À l’occasion de la Up Conférence « Parlez-vous blockchain », organisée par le réseau Up Campus le 13 septembre, Claire Balva, co-fondatrice de Blockchain France, Romain Rouphael, co-fondateur de BELEM, Rieul Techer, fondateur de la Paillasse Saône et porteur du projet DAISEE proposaient un éclairage sur cette technologie, qui ne concernera bientôt plus uniquement les geeks ou les amateurs de la finance.
Up Campus ?
La communauté Up, c’est un tissu de citoyens actifs, un réseau social Up Campus et un magazine, qui veulent penser le monde autrement. Outre des publications, ils organisent et participent à des Up Conférences et des Up Cafés dans toute la France.
Qu’est ce que la blockchain ?
Popularisée par la monnaie virtuelle, le bitcoin, une blockchain (littéralement, « chaîne de blocs ») est une technologie de stockage et de transmission d’informations, transparente, sécurisée et fonctionnant sans organe central de contrôle. Elle constitue une base de données qui contient l’historique de tous les échanges effectués entre ses utilisateurs depuis sa création. Elle est partagée par ses différents utilisateurs, sans intermédiaire, ce qui permet à chacun de vérifier la validité de la chaîne.
« C’est une sorte de Google doc, sauf qu’elle est appliquée à des transactions monétaires en se passant des tiers de confiance » simplifie Romain Rouphael. Hormis l’absence de tiers de confiance, la blockchain est qualifiée d’infalsifiable. Elle fonctionne comme un registre qui consigne de façon infalsifiable la liste des échanges effectués entre les utilisateurs.
Claire Balva explique qu’une blockchain est « répliquée sur tous les ordinateurs qui veulent participer au réseau et qu’il est très difficile de modifier ce qui a été écrit, sauf si tout le monde ou une grande partie du groupe décide de la modifier », permettant ainsi l’instauration d’un cadre totalement sécurisé.
La blockchain dans notre quotidien : monnaie virtuelle, échange d’énergie entre voisins et économie collaborative
Aujourd’hui, le seul système décentralisé qui fonctionne est le bitcoin. Celui-ci est particulièrement utilisé dans les pays en voie de développement. Claire Balva rappelle qu’aujourd’hui, « 90 % de la valeur du bitcoin se situe dans les pays développés et 90 % du volume du bitcoin est présent dans les pays en voie de développement ».

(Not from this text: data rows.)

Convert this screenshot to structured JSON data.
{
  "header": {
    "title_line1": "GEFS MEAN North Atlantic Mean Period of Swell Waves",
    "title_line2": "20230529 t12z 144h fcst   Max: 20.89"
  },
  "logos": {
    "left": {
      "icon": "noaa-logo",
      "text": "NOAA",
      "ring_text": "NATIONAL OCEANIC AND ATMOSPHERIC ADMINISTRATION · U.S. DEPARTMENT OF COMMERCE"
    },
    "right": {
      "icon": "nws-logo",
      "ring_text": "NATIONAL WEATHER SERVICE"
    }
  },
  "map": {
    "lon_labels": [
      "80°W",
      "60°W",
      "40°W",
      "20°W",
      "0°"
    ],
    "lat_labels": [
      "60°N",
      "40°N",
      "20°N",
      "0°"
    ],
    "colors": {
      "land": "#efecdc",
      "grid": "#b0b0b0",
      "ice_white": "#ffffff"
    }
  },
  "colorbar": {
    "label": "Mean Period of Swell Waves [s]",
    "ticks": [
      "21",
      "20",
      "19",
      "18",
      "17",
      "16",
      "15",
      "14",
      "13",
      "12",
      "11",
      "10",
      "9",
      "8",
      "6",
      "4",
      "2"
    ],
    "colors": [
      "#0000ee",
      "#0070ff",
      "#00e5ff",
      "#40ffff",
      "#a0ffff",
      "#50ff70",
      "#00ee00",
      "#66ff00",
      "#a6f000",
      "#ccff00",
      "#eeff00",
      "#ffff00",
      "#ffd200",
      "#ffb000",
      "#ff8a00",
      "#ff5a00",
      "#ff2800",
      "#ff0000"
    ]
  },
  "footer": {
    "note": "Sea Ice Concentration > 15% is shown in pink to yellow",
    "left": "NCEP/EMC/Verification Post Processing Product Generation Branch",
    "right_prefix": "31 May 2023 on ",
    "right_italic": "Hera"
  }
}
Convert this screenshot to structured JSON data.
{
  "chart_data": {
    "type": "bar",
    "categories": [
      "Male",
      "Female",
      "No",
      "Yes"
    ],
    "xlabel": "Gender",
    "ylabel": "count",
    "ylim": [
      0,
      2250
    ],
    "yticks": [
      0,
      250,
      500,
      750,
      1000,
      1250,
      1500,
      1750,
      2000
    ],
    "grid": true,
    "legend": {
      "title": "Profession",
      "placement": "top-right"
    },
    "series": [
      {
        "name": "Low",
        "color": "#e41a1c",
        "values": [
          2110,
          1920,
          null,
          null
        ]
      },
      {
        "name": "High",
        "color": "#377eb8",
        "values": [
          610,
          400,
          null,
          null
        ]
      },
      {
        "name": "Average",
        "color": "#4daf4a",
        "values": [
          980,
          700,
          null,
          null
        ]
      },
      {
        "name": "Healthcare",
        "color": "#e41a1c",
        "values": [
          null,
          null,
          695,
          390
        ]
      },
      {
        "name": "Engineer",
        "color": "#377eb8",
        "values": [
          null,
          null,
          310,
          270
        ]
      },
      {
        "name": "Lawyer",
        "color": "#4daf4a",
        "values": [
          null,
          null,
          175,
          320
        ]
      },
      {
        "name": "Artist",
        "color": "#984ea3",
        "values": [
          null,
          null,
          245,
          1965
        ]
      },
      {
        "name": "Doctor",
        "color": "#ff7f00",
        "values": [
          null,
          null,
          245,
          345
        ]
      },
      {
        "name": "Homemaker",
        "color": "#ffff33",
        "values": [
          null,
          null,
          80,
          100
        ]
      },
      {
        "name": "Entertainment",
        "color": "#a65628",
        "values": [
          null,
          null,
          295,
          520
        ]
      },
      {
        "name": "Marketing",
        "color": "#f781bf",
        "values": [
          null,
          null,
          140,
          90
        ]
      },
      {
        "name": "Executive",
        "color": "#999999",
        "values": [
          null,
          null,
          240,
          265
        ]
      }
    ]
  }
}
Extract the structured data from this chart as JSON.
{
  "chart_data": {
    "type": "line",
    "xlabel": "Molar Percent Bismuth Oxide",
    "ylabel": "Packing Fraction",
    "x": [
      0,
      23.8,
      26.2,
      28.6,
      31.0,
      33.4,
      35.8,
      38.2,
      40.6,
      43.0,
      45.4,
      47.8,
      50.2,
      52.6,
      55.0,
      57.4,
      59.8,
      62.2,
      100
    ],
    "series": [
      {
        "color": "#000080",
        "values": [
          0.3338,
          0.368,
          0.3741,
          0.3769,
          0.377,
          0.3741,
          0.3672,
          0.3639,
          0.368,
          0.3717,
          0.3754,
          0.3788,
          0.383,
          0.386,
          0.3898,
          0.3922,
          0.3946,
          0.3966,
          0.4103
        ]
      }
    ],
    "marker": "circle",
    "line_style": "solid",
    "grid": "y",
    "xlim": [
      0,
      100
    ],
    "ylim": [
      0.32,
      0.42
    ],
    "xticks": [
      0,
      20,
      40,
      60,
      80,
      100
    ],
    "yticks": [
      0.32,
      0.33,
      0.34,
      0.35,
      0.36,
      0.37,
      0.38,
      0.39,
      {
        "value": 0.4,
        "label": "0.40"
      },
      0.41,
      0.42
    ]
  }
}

Dans la finance, la blockchain permettrait de décloisonner le système des prêts accordés aux PME. Les entreprises pourraient investir plus facilement. « La technologie blockchain peut accélérer le financement des sociétés non cotées ; d’ailleurs, on en voit des prémices dans la loi Macron avec la possibilité d’avoir des ‘minibons‘ (les bons de caisse(1)) pour les entreprises en développement » ajoute Romain Rouphael. Avec ce système, les banques n’auraient plus le monopole des prêts accordés aux PME.
La blockchain se développe également en faveur de l’économie collaborative. « Il est possible de faire des transactions d’énergie avec son voisin si on a une éolienne chez soi, par exemple, sans passer par EDF dans le cadre d’un smart contrat » illustre Rueil Techer. Des contrats « smart » sont des programmes autonomes qui exécutent automatiquement les conditions et termes du contrat, sans nécessiter d’intervention humaine une fois démarrés. La blockchain permettrait donc de valoriser les circuits courts dans divers secteurs.
La blockchain pour la démocratie ?
Au quotidien, la blockchain peut également changer nos comportements citoyens, notamment par la modification des caractéristiques du vote. Le parti politique Nous Citoyens a testé cette cyber-structure lors des élections régionales et départementales conduites du 4 au 7 avril 2016.
« Grâce à la blockchain, Nous Citoyens, qui défend un exercice éthique et démocratique du vote, donne la possibilité à chaque citoyen de participer directement au débat public sans s’en remettre à un tiers : voter devient un acte absolument démocratique » prône Romain Rouphael. Alors que le vote en ligne traditionnel, conduit de façon centralisé, peut être corrompu, la blockchain promet un vote sécurisé, dont le résultat est transparent, fiable et vérifiable par tous.
À la suite de ce test, les résultats ont été positifs puisque 9.000 votes supplémentaires ont été notifiés. Néanmoins, pour le moment, le vote via la blockchain ne peut se substituer au vote physique lors d’élections majeures comme les présidentielles, permettant de certifier l’identité du votant et de garantir le secret de l’isoloir. Par ailleurs, un vote à grande échelle saturerait la blockchain et prendrait alors plusieurs jours.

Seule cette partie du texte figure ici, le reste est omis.